Depression

Depression can be more than a constant state of sadness or feeling “blue.” It can cause a variety of symptoms and affects many people from mild impairment to severe affects on a person's life.  

The symptoms of depression can be felt physically, mentally, emotionally and behaviorally.  It can be experienced differently as not everyone may have the "classic signs" like sadness, crying spells, loss of interest, etc.  In some people, depression can manifest as irritability or anger for example.

Depression symptoms can vary from mild to severe.  Frequency and intensity of symptoms also vary and are unique to each individual and their particular history and circumstances.   

  • Feeling sad or having a depressed mood
  • Loss of interest or pleasure in activities once enjoyed
  • Changes in appetite — weight loss or gain 
  • Trouble sleeping or sleeping too much
  • Loss of energy or increased fatigue
  • Isolation/Withdrawal
  • Irritability/Anger
  • Feeling worthless or guilty
  • Feeling hopeless
  • Difficulty thinking, concentrating or making decisions
  • High risk behaviors
  • Thoughts of death or suicide

Risk factors can include:

  • Experiencing certain life events, such as bereavement, work issues, changes in relationships, financial problems, and medical concerns.
  • Experiencing acute or chronic stress.
  • Experiencing trauma (acute or chronic.
  • Having a lack of successful coping strategies
  • Family history of depression
  • Using recreational drugs or misuse of alcohol.
  • Having sustained a head injury
  • Having had a personal history of depression.
  • Living with persistent and chronic pain.

Depression is a treatable condition.  There is hope and help available.

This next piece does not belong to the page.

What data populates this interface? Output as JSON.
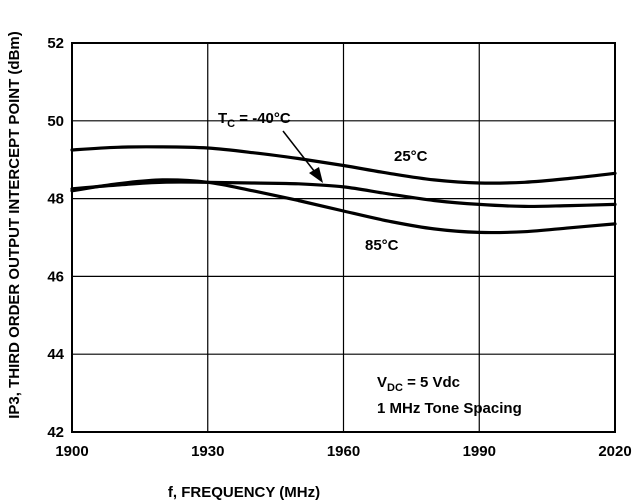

Support: This can range from discussing practical solutions and possible causes to educating family members and friends on how to best support you in managing your depression.

Psychotherapy: Also known as talk therapy.  A common approach used is cognitive behavioral therapy involving understanding one's thoughts, emotions and behaviors and how the interconnection of them impact mood/depressive symptoms while also developing effective coping strategies in reducing/managing depressive symptoms.  cognitive behavioral therapy (CBT).

Psychopharmacological treatment: Working with your primary health provider or psychiatrist on medication management for your depressive symptoms such as taking an antidepressant.